Saturday, October 3, 2009
The Road To Los Arcos
After the hearty breakfast and light sleep I set out around 7:30 am just as the light was painting the eastern skies in soft purples changing to golds. I found my way out of town and soon I was making good strides along the mostly very pleasant pathways. - It was cloudy, and the sun never really truly broke through, so I even had to put on my headband to protect my ears for the cool breeze.
I saw lots of birds this morning, and I am really looking forward to be able to identify some of all the birds I have seen along the Camino, when I am able to get my hands on a birdbook. It´s way too heavy to carry along, so I am doing my best to remember the markings of the birds I see.
I walked past the Finnish ladies and they past me a few times - they were both suffering from a cold, so they had to take some rest stops.
It seemed like the time just flew by, and I reached Los Arcos by 11 am. - I looked at the auberges as I came in to town, stopped to buy bread at the open panederia, just in case I would not be able to find a open restaurant, it being Sunday.
I went back to the plaza by the church of Santa Maria, and another pilgrim from Lethuania told me I should go in and check out the church, as it was very beautiful, so I did, and he was right, it was quite fantastic - gold everywhere!
Then I found the Belgian albergue I was looking for, and could leave my backpack there until they opened at 12 Noon. I went back to the square and had a cafè con leche, and had a nice long chat with a German couple who had been on the road for over 100 days! They had travelled on foot down through France, taking their time to stop whenever the felt like it. It was nice to meet people who were not in a rush to get to the finish line, but enjoyed the journey!
Back at the albergue check-in went fast, I got a bottom bunk again, and shared the room with all guys, and among them a father and son from Israel. The son had the top bunk above me, and he was a really nice young man, but he tossed and turned all night so the whole bed was shaking! The other guys were Spanish/Basque and obviously they had not observed that it was not all male, because one of them stood buck-naked with his behind in the air, roaming through his backpack! His friends saw me, and their faces showed their shock, not to mention his embarassement when he saw me, poor guy trying to hide the vital parts with a towel that was too small to go all the way around his rather wide waist! Yes, the Camino, modesty goes out the window very soon!

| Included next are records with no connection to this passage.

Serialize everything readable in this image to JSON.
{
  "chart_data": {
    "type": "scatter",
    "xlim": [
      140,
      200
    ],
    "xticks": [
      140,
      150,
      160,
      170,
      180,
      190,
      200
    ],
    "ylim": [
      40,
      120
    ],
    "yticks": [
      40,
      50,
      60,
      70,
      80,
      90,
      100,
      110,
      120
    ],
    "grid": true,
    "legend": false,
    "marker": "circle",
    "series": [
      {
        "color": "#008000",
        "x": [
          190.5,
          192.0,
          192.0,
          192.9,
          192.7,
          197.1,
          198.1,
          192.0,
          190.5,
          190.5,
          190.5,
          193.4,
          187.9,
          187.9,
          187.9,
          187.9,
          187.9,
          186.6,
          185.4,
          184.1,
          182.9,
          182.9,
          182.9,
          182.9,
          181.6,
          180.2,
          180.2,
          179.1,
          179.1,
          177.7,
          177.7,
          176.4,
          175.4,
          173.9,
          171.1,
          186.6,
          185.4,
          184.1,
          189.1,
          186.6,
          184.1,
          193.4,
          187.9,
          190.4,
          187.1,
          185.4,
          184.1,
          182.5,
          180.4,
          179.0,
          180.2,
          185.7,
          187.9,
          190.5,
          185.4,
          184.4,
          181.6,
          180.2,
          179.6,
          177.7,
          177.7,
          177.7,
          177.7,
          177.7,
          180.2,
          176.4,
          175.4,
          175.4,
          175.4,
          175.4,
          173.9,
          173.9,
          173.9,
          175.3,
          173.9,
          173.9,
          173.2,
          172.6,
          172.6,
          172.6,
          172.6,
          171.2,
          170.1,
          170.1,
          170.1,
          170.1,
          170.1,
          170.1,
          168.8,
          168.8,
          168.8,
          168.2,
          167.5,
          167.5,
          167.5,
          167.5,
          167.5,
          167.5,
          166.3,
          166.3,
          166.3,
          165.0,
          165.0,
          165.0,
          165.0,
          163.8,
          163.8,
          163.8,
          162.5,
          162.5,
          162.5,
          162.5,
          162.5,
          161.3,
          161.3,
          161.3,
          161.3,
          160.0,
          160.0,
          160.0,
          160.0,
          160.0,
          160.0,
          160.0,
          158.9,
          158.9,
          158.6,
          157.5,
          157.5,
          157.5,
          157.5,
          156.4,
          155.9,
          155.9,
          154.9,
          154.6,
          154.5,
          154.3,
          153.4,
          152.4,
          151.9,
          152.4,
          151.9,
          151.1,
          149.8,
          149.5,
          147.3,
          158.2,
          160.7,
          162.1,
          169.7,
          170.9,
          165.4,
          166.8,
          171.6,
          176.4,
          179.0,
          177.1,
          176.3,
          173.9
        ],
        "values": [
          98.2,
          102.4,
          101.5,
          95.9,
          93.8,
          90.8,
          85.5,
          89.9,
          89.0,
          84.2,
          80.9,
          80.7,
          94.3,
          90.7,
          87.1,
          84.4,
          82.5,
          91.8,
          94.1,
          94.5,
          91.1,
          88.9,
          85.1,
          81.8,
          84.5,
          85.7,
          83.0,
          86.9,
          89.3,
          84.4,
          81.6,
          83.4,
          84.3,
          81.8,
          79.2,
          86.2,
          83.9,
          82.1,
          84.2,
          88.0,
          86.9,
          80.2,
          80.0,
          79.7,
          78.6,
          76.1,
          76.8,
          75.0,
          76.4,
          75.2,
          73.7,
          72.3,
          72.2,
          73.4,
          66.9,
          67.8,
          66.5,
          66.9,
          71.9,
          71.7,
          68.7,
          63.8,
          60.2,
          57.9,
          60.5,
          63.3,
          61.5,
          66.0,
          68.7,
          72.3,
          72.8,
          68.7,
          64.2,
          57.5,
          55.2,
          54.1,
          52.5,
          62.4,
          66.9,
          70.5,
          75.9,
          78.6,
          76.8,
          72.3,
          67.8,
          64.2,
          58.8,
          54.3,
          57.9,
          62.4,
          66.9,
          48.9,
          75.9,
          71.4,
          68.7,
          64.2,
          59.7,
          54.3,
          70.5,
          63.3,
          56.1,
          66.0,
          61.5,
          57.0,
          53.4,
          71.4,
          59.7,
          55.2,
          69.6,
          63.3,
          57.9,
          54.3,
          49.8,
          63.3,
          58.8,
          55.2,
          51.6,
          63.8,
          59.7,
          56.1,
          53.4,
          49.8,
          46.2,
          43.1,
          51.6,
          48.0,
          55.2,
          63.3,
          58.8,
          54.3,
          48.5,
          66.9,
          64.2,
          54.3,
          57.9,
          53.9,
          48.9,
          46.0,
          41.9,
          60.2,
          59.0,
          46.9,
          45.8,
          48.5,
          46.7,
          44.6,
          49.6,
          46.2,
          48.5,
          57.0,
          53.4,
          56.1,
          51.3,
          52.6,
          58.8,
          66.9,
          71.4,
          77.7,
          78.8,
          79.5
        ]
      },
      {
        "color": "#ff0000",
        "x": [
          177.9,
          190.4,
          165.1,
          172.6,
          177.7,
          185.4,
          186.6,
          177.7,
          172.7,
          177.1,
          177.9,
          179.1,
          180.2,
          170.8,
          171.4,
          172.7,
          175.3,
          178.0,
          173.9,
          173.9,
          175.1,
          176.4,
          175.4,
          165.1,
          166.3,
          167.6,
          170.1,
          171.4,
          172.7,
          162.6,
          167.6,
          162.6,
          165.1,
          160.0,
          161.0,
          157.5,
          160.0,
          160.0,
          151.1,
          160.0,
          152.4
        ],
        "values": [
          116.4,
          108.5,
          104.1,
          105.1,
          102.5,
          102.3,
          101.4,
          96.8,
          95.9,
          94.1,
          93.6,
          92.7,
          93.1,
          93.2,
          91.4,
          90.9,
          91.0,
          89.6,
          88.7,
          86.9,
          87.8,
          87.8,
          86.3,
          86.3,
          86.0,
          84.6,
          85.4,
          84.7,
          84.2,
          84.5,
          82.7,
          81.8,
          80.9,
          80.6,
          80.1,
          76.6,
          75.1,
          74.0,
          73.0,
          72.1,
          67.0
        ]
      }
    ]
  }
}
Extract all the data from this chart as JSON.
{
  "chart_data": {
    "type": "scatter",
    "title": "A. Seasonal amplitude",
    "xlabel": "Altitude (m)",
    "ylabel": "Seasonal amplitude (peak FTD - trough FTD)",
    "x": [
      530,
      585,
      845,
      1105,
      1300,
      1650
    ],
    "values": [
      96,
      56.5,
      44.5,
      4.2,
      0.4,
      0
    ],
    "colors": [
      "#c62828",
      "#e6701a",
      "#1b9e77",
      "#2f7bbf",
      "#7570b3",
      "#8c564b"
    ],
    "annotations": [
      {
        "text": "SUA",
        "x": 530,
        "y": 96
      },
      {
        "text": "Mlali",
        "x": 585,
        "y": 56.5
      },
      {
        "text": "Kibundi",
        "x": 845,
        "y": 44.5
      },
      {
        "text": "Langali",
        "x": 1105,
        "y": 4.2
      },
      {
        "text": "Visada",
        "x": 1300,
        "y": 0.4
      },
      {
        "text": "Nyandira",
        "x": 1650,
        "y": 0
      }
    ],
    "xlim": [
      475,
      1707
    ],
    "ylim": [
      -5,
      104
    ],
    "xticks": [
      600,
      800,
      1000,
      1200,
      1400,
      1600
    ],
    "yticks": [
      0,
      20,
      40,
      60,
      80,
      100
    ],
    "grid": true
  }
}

After showering and laundry duties I went back for a glass of wine at the bar in front of the church, and then I went in for the evening service. I sat with a row of old, spanish ladies - the one next to me was really sweet, and helped me along through the service. At the end of the service the priest called all the pilgrims up to the altar for a special Pilgrim´s blessing, and the old lady nudged me to go - since I did not understand the priest´s spanish. He was very kind, and spOke to each pilgrim as he gave us a prayer in our language and said a few words to each of us - very touching. Afterwards I went back to the same bar and had the Pilgrim´s menu and sat with a nice couple from Sweden, then off to bed before the doors closed at 10 pm sharp!